Little is known about what actually precipitates the onset of SED, although there does appear to be a genetic link in many cases (it tends to run in families, in other words). But simply establishing the existence of genetic factors does not explain why specific children will come down with this disorder while their siblings will remain unaffected. SED does manifest more frequently in those who also suffer from some type of gastrointestinal or swallowing disorder, however, and it also tends to co-occur with OCD and autism spectrum disorder, which would seem to suggest that the existence of other mental or physical health problems may be responsible for the expression of SED symptoms in those who carry a genetic predisposition for this condition. But at this stage, most of what can be said about selective eating disorder is based on anecdotal testimony collected from adult SED sufferers or the parents of children who have been afflicted, which means that our understanding of this illness is still somewhat speculative and theoretical.
Because of the shame and embarrassment they feel, SED sufferers usually go to great lengths to hide their behavior from others. They will try to avoid any social situation that involves eating, even when the only ones present are trusted friends or family, and the thought of dining out at a restaurant or in any other public setting fills them with feelings of horror and dread. This avoidance behavior and the anxiety that accompanies it are a burden SED sufferers must carry in addition to the health risks associated with their poor nutritional practices (it is almost unheard of for SED victims to eat only fruits or vegetables), and being forced to constantly hide the truth about their eating habits from others no doubt puts an enormous amount of destructive psychological strain on people whose health is already being gradually eroded away by the lack of balance in their diets.
You Are What You Don’t Eat
Even though specific treatment options for SED are somewhat limited, due to the lack of research and the fact that most psychiatrists and psychologists simply aren’t that familiar with this disorder, any parent whose child is showing signs of extreme picky eating should consult with a child psychologist to get feedback and advice.
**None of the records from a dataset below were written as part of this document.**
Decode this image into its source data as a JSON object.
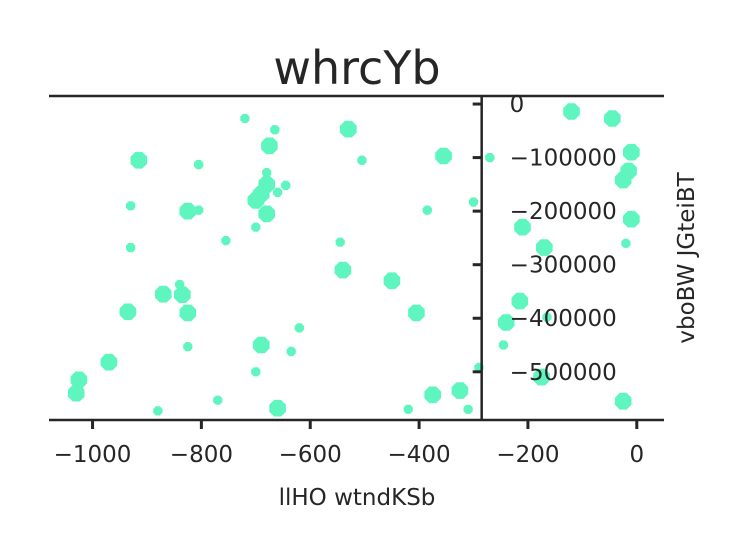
{
  "chart_data": {
    "type": "scatter",
    "title": "whrcYb",
    "xlabel": "llHO wtndKSb",
    "ylabel": "vboBW JGteiBT",
    "xlim": [
      -1080,
      50
    ],
    "ylim": [
      -590000,
      15000
    ],
    "x_ticks": [
      -1000,
      -800,
      -600,
      -400,
      -200,
      0
    ],
    "x_tick_labels": [
      "−1000",
      "−800",
      "−600",
      "−400",
      "−200",
      "0"
    ],
    "y_ticks": [
      0,
      -100000,
      -200000,
      -300000,
      -400000,
      -500000
    ],
    "y_tick_labels": [
      "0",
      "−100000",
      "−200000",
      "−300000",
      "−400000",
      "−500000"
    ],
    "x_spine_position": 0,
    "y_spine_position": -285,
    "marker_color": "#5ef5bf",
    "text_color": "#262626",
    "points": [
      {
        "x": -720,
        "y": -27000,
        "size": "small"
      },
      {
        "x": -665,
        "y": -48000,
        "size": "small"
      },
      {
        "x": -530,
        "y": -47000,
        "size": "large"
      },
      {
        "x": -675,
        "y": -78000,
        "size": "large"
      },
      {
        "x": -915,
        "y": -105000,
        "size": "large"
      },
      {
        "x": -805,
        "y": -113000,
        "size": "small"
      },
      {
        "x": -505,
        "y": -105000,
        "size": "small"
      },
      {
        "x": -355,
        "y": -97000,
        "size": "large"
      },
      {
        "x": -270,
        "y": -100000,
        "size": "small"
      },
      {
        "x": -120,
        "y": -14000,
        "size": "large"
      },
      {
        "x": -45,
        "y": -27000,
        "size": "large"
      },
      {
        "x": -10,
        "y": -90000,
        "size": "large"
      },
      {
        "x": -15,
        "y": -125000,
        "size": "large"
      },
      {
        "x": -25,
        "y": -142000,
        "size": "large"
      },
      {
        "x": -10,
        "y": -215000,
        "size": "large"
      },
      {
        "x": -20,
        "y": -260000,
        "size": "small"
      },
      {
        "x": -680,
        "y": -128000,
        "size": "small"
      },
      {
        "x": -680,
        "y": -150000,
        "size": "large"
      },
      {
        "x": -690,
        "y": -168000,
        "size": "large"
      },
      {
        "x": -645,
        "y": -152000,
        "size": "small"
      },
      {
        "x": -660,
        "y": -165000,
        "size": "small"
      },
      {
        "x": -700,
        "y": -180000,
        "size": "large"
      },
      {
        "x": -680,
        "y": -205000,
        "size": "large"
      },
      {
        "x": -700,
        "y": -230000,
        "size": "small"
      },
      {
        "x": -755,
        "y": -255000,
        "size": "small"
      },
      {
        "x": -930,
        "y": -190000,
        "size": "small"
      },
      {
        "x": -825,
        "y": -200000,
        "size": "large"
      },
      {
        "x": -805,
        "y": -198000,
        "size": "small"
      },
      {
        "x": -930,
        "y": -268000,
        "size": "small"
      },
      {
        "x": -545,
        "y": -258000,
        "size": "small"
      },
      {
        "x": -385,
        "y": -198000,
        "size": "small"
      },
      {
        "x": -300,
        "y": -183000,
        "size": "small"
      },
      {
        "x": -210,
        "y": -230000,
        "size": "large"
      },
      {
        "x": -170,
        "y": -268000,
        "size": "large"
      },
      {
        "x": -540,
        "y": -310000,
        "size": "large"
      },
      {
        "x": -450,
        "y": -330000,
        "size": "large"
      },
      {
        "x": -840,
        "y": -337000,
        "size": "small"
      },
      {
        "x": -870,
        "y": -355000,
        "size": "large"
      },
      {
        "x": -835,
        "y": -356000,
        "size": "large"
      },
      {
        "x": -825,
        "y": -390000,
        "size": "large"
      },
      {
        "x": -935,
        "y": -388000,
        "size": "large"
      },
      {
        "x": -405,
        "y": -390000,
        "size": "large"
      },
      {
        "x": -215,
        "y": -368000,
        "size": "large"
      },
      {
        "x": -165,
        "y": -398000,
        "size": "small"
      },
      {
        "x": -240,
        "y": -408000,
        "size": "large"
      },
      {
        "x": -620,
        "y": -418000,
        "size": "small"
      },
      {
        "x": -690,
        "y": -450000,
        "size": "large"
      },
      {
        "x": -635,
        "y": -462000,
        "size": "small"
      },
      {
        "x": -825,
        "y": -453000,
        "size": "small"
      },
      {
        "x": -245,
        "y": -450000,
        "size": "small"
      },
      {
        "x": -970,
        "y": -482000,
        "size": "large"
      },
      {
        "x": -1025,
        "y": -515000,
        "size": "large"
      },
      {
        "x": -1030,
        "y": -540000,
        "size": "large"
      },
      {
        "x": -700,
        "y": -500000,
        "size": "small"
      },
      {
        "x": -290,
        "y": -492000,
        "size": "small"
      },
      {
        "x": -175,
        "y": -510000,
        "size": "large"
      },
      {
        "x": -325,
        "y": -535000,
        "size": "large"
      },
      {
        "x": -375,
        "y": -543000,
        "size": "large"
      },
      {
        "x": -310,
        "y": -570000,
        "size": "small"
      },
      {
        "x": -420,
        "y": -570000,
        "size": "small"
      },
      {
        "x": -660,
        "y": -568000,
        "size": "large"
      },
      {
        "x": -770,
        "y": -553000,
        "size": "small"
      },
      {
        "x": -880,
        "y": -573000,
        "size": "small"
      },
      {
        "x": -25,
        "y": -555000,
        "size": "large"
      }
    ]
  }
}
Adults suffering from the symptoms of SED should also seek guidance from a mental health professional, and they should also schedule regular checkups with their doctors to make sure that their physical health is not being damaged by their poor dietary habits.
Now that the DSM-5 has officially acknowledged the existence of Selective Eating Disorder, we can only hope that awareness about this condition will increase and more medical research dollars will be invested to study it in-depth. But if victims of SED are willing to come forward and talk about their experiences with medical professionals and therapists right now, this will do much to help bring this unfortunate disorder out of the shadows and into the light of day.